Os bons filmes da 47ª Mostra Internacional de Cinema de São Paulo

A 47ª Mostra Intl. de Cinema de SP começou no dia 19/10 e segue até dia 01/11, em São Paulo, com sessões presenciais em diversas salas de cinema da capital e também em três plataformas online (com sessões gratuitas), que são o Sesc Digital (https://sesc.digital/home), Itaú Cultural Play (https://assista.itauculturalplay.com.br/Home) e SPCine Play (https://www.spcineplay.com.br/pages/1-1-inicio), com limite de views. Confira drops com rápidos comentários dos bons filmes desse ano da Mostra que conferi nos últimos dias.

Anatomia de uma queda (França, 2023, de Justine Triet)

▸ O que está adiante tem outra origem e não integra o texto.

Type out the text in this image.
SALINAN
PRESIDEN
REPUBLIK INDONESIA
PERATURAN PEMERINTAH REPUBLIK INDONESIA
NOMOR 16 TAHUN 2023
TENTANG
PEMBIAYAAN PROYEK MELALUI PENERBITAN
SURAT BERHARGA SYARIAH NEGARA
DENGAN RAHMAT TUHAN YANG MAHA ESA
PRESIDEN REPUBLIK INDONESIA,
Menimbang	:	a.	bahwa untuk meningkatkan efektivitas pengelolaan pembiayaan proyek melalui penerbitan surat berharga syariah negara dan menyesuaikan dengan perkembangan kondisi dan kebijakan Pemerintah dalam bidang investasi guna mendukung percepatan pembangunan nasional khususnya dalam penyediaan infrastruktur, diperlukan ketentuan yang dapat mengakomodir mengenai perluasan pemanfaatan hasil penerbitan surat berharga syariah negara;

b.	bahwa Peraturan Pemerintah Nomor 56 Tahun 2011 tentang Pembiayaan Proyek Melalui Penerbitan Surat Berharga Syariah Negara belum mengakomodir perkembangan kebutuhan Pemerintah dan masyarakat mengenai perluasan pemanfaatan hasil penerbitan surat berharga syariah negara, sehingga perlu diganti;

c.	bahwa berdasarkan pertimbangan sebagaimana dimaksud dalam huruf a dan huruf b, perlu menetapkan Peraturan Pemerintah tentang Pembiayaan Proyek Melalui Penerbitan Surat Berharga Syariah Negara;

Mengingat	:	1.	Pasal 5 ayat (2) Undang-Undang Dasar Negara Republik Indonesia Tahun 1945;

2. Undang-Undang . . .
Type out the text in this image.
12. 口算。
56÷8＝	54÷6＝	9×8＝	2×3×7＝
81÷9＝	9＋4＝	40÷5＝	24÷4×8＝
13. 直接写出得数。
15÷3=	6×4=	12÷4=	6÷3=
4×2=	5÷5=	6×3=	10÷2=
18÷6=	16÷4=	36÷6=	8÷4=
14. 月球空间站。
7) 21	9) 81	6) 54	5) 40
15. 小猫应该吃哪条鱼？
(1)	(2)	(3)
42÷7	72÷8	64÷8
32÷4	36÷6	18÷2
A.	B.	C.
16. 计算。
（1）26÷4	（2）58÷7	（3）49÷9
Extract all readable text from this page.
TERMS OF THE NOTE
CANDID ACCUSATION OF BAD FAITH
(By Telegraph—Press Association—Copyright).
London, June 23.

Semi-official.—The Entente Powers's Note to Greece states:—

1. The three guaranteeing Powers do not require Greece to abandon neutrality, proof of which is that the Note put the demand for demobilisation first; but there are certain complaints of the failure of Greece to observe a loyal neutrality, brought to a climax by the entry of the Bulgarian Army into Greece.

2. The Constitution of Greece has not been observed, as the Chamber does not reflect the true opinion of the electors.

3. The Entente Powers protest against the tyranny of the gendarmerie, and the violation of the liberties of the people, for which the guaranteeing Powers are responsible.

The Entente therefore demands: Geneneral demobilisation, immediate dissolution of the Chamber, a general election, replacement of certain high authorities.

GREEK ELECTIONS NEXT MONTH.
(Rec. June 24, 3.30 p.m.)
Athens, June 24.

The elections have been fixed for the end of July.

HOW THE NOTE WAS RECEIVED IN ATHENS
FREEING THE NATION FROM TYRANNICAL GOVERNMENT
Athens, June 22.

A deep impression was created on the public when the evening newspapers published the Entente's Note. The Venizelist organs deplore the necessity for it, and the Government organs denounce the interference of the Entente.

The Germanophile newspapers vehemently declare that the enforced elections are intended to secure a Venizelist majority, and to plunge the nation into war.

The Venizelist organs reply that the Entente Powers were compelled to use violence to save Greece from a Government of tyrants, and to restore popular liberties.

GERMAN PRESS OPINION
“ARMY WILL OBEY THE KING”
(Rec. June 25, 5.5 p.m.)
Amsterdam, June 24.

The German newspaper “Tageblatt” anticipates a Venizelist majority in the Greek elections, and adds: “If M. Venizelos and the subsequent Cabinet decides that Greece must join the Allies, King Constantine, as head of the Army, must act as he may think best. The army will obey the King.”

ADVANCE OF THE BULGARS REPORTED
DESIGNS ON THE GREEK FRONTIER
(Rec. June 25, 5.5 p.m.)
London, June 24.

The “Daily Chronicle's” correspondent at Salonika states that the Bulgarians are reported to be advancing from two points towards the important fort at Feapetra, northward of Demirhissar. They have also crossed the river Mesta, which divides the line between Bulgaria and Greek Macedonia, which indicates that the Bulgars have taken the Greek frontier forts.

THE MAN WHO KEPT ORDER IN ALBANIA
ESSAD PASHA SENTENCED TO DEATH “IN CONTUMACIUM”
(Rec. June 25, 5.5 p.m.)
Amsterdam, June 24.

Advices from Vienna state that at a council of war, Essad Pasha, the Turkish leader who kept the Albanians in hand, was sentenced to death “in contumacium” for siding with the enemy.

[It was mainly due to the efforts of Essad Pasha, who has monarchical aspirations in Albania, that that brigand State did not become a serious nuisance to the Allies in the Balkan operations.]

Aguardado pelo público que acompanha a Mostra, por ter sido o ganhador da Palma de Ouro desse ano, o novo trabalho da diretora Justine Triet é um ótimo exemplar do novo cinema da França, um filme de 151 minutos dividido em duas partes; na primeira, acompanhamos uma escritora alemã que encontra o marido morto no quintal de casa, situada nos Alpes. Foi o filho de 11 anos, que possui problemas de visão, quem encontrou o corpo estirado no chão com um ferimento na cabeça e gritou pela mãe. Na segunda parte do filme, temos um autêntico drama de tribunal – a mulher é acusada de ter matado o marido, mesmo existindo hipótese de uma queda do telhado. Ela matou mesmo? O marido caiu? Alguém o jogou de lá? Ao longo de uma trama complexa, cheia de pecinhas soltas, acompanhamos o relacionamento tumultuado do casal e o que levou o filho a perder parte da visão, ou seja, investiga-se profundamente o histórico daquela família. É um dos melhores filmes do ano e deve ser finalista do Oscar, acredito que de filme estrangeiro e de melhor atriz para Sandra Hüller, que atua de maneira versátil e faz uma entrega de personagem impressionante. Exibição na Mostra ainda nos dias 31/10 e 01/11.

Zona de interesse (Reino Unido/Polônia/EUA, 2023, de Jonathan Glazer)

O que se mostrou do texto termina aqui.